Almost two thirds of women will experience back pain during their pregnancy. It often begins in the late second trimester as the weight piles on and can continue on through until birth, and sometimes even afterwards. It really isn't a surprise that women get back pain during pregnancy – weight gained during the pregnancy, changes in their centre of gravity resulting in changes in posture, muscle separation, loose joints (due to hormonal changes) and often purposeful reductions in exercise as they get bigger unfortunately leaves them an easy target for pain and general discomfort.
Types of back pain
The typical back pain associated with pregnancy is usually a dull persistent ache in the lower back. It often first manifests as stiffness in the morning, progressing to dull soreness through the day. If your pain is severe (or increasingly severe), sudden in onset and/or involves rhythmic cramping – you should seek immediate medical assistance.
There are quite a few different techniques to prevent back pain associated with pregnancy, many of which are discussed in detail below.
Exercise regularly to strengthen your back and abdomen
For both your health and the baby's health it is important that you remain active through your pregnancy. Not only does it help to reduce stress (see below), it also helps to prevent excessive weight gain, keeps your heart healthy, helps prevent gestational diabetes, and last but certainly not least it helps strengthen muscles and increase flexibility – both helpful for a (relatively) comfortable birth.
There are many different exercises you can take part in through your pregnancy, including: walking, swimming, stationary cycling and light to medium weight lifting. Check with your doctor if there are any particular exercises you should or shouldn't be doing during your pregnancy, as every pregnancy is different.
Maintain good posture
Good posture is important in all periods of life to avoid injury and nagging pains. During pregnancy it is really important you work to maintain a good body posture, especially as you get larger. Bend your knees rather than your back when picking up items (including children) or putting them down – and don’t lift heavy weights! Check this page out for more information on how to lift properly during pregnancy.

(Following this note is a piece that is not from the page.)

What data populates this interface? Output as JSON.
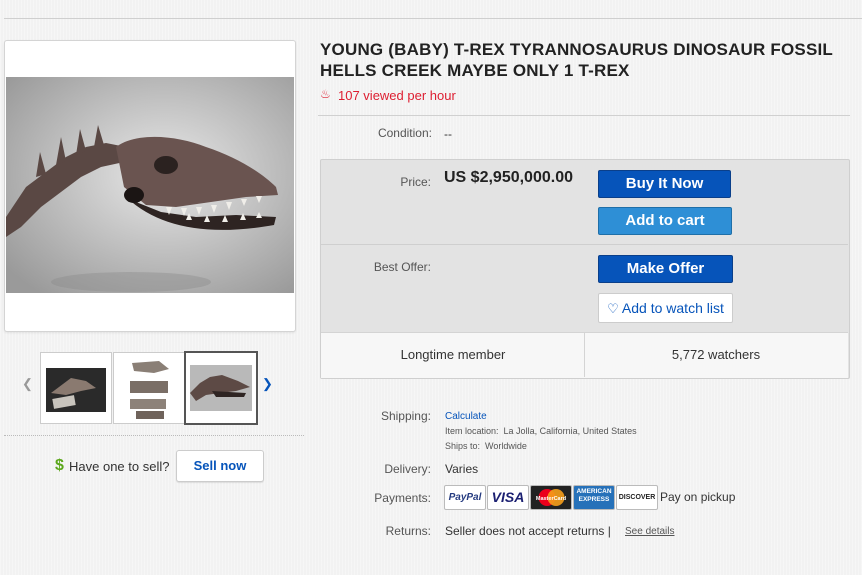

When standing, keep your chest up, shoulders back and relaxed, and make sure to use a comfortable wide stance (rather than keeping your feet together) for best support. Take regular breaks from standing, choosing seats and chairs that support your back. If none are available, then use a small pillow or back support to ease back tension when sitting.
Wear comfortable gear
We all know that high heels are bad for your posture and back at the best of times – they're much worse during pregnancy, so do yourself a favour and stick to flat comfortable footwear. When shopping for footwear aim to pick shoes that provide your feet support. To check your chosen shoe has adequate support, use your hands to try to bend one in half or twist it (when you’re not wearing them!) – If the sole of the foot allows you to do this, move on to find something else.
Some women find comfort from using back support belts to provide extra support. We suggest you borrow one from a friend to give it a trial before parting with any money, as many women find them uncomfortable.
Relaxation and meditation
Stressful periods during your pregnancy can bring on pain in weak spots in your body, including your pelvis. Taking time out from each day to put your feet up, relax and/or meditate will help to reduce your chances of back pain as well as the severity of any pain you do experience. Some women find that yoga designed specifically for pregnancy helps to reduce stress and removes dull aches; whereas other women find that simply taking the time to meditate in their home is enough.
Importantly there is research to indicate that highly stressed women are at a greater risk of pregnancy complications including early births and low birth weight, and may potentially be putting their child at increased risk of developing depression and irritability – yet more reasons to find ways to relax.
If you are under a lot of stress or undergoing a highly emotional period in your life (more so than that caused by having a baby), seek professional help from a counsellor or a psychologist.